The political problems of the dump are highlighted by the Energy Department's fiscal 2006 budget released this month, which includes only $650 million for the project. That is half of earlier funding projections for the year. Nonetheless, Energy officials are publicly upbeat.
"In my view, there are a lot of positive things going on," said Ted Garrish, deputy director of the program at the Energy Department. The courts, for example, did not accept Nevada's argument that the whole project is unconstitutional, he said.
The federal government is in no position to abandon Yucca Mountain, given its decades-old promise to the nuclear power industry to find a place for nuclear waste. The utility industry has 66 pending lawsuits against the Energy Department for failing to abide by its agreements. By some estimates, the federal government could bear penalties and costs of $60 billion if Yucca Mountain is never built, according to the Nuclear Energy Institute, a trade group representing the industry.
Already, utilities have won settlements of nearly $100 million from the Energy Department for its failure to open the dump by the original 1998 deadline, according to the institute.
"Utilities have paid $24 billion to the federal government, collected through electric bills, to dispose of this waste," said Rod McCullum, a senior project manager at the institute. "If you live in an area served by nuclear power plants, a portion of your bill went to the federal government for Yucca Mountain."
But another powerful and politically savvy industry -- the Las Vegas gaming industry -- hates Yucca Mountain.
When the site was first considered in the early 1980s and then selected as the single possible site for the dump in 1987, Las Vegas was a pale shadow of what it is today.
Few people anticipated the audacious growth that would occur at the gambling mecca.

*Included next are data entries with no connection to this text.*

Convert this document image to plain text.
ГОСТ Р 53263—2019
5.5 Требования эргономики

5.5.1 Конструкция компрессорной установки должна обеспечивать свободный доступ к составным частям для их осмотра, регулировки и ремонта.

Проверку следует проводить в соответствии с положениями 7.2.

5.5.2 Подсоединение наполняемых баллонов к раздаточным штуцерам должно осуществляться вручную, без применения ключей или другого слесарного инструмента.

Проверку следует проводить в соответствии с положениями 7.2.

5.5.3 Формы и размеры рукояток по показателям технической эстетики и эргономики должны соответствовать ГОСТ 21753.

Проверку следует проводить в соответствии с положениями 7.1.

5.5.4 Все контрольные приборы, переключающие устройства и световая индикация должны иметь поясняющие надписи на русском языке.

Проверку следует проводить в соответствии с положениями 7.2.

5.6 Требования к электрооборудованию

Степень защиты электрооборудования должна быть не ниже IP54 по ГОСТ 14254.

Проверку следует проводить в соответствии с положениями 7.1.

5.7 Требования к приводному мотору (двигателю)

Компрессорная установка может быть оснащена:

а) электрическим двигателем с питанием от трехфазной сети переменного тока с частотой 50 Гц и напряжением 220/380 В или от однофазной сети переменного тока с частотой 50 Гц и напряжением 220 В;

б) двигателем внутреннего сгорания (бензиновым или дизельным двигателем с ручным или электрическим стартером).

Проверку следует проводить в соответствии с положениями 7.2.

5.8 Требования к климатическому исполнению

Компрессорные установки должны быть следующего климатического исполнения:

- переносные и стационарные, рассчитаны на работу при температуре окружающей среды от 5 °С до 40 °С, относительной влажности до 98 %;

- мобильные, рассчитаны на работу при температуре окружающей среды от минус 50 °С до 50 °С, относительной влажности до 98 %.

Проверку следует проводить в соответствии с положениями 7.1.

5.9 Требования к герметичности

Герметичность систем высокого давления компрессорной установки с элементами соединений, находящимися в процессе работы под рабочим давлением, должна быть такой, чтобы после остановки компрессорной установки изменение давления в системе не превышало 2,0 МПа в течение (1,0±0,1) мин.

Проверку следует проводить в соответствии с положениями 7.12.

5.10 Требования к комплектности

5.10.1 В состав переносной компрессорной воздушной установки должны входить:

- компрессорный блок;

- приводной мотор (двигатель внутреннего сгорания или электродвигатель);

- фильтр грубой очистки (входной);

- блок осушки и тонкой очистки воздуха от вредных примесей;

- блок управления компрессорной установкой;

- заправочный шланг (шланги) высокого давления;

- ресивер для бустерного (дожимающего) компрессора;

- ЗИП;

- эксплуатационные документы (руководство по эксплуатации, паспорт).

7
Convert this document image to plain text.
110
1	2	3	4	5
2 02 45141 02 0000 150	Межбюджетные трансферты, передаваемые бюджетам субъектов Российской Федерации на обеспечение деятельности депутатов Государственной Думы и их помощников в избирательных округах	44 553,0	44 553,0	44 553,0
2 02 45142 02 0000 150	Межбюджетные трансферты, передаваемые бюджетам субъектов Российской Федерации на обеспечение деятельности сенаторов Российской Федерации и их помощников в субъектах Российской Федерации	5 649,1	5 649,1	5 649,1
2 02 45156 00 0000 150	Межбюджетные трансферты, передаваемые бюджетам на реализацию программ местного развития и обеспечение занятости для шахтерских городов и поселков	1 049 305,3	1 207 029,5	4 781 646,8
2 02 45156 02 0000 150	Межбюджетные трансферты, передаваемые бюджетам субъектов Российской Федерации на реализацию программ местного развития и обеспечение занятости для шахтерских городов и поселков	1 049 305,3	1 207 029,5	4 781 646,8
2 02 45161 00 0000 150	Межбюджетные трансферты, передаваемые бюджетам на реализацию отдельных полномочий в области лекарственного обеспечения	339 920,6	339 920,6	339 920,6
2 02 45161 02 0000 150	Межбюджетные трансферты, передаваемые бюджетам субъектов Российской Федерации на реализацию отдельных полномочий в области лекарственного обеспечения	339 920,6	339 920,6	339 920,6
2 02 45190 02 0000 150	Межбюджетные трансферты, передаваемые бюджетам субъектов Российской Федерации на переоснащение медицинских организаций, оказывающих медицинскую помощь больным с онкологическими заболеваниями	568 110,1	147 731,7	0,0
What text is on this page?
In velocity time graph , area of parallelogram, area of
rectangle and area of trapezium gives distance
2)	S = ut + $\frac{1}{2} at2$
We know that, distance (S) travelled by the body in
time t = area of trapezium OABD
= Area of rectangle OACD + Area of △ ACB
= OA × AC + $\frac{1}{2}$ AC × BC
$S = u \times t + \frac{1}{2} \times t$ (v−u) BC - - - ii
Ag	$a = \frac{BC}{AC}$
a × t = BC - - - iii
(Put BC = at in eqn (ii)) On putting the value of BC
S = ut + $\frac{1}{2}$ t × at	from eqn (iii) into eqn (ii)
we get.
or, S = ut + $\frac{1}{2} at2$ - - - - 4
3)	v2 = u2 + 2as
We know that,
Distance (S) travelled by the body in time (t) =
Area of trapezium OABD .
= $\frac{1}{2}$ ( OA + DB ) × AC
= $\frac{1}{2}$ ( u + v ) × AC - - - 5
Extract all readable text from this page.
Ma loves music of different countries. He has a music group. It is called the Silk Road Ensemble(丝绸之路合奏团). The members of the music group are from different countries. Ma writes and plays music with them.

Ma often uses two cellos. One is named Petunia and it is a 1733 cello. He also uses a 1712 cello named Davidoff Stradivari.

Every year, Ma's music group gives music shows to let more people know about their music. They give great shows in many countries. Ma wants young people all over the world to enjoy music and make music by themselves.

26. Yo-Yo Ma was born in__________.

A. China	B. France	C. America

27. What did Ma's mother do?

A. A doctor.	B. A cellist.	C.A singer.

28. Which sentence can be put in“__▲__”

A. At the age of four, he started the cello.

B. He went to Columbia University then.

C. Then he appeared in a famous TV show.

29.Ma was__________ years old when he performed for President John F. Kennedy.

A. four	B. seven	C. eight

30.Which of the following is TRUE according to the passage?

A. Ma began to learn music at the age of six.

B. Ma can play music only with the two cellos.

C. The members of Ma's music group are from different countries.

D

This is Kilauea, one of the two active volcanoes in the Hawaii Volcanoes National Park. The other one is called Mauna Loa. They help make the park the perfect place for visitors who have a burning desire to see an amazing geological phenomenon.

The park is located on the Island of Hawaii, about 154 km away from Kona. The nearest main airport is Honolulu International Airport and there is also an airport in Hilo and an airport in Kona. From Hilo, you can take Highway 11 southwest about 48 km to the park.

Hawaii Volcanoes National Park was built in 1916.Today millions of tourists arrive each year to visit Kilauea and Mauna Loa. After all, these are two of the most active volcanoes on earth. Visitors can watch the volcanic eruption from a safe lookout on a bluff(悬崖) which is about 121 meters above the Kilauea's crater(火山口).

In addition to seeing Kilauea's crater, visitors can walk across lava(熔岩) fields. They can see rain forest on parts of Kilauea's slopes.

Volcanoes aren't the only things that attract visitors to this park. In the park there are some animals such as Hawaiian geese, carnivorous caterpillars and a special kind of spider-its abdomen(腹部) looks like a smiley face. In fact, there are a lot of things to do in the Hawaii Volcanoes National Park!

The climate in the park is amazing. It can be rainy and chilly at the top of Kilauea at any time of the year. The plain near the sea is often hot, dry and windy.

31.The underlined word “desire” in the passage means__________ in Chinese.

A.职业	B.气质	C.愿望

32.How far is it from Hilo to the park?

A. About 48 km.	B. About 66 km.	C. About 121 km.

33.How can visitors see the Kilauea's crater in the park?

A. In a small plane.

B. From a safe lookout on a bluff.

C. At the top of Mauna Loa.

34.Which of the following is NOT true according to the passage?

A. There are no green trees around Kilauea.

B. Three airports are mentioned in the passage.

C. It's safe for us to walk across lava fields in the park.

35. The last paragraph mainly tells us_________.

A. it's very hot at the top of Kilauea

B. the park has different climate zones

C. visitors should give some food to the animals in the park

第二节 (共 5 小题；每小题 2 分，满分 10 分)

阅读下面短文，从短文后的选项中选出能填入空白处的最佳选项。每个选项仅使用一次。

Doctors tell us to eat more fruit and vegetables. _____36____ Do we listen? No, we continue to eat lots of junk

More than a dozen super-sized resorts, starting with the Mirage, have opened since 1987, making the Strip home to eight of the world's 10 largest hotels. Gaming revenue has soared fourfold to more than $8 billion annually, while Clark County's population has tripled to 1.7 million. The county is gaining 4,000 residents per month. The convention and gaming industry has become an economic powerhouse on a national level.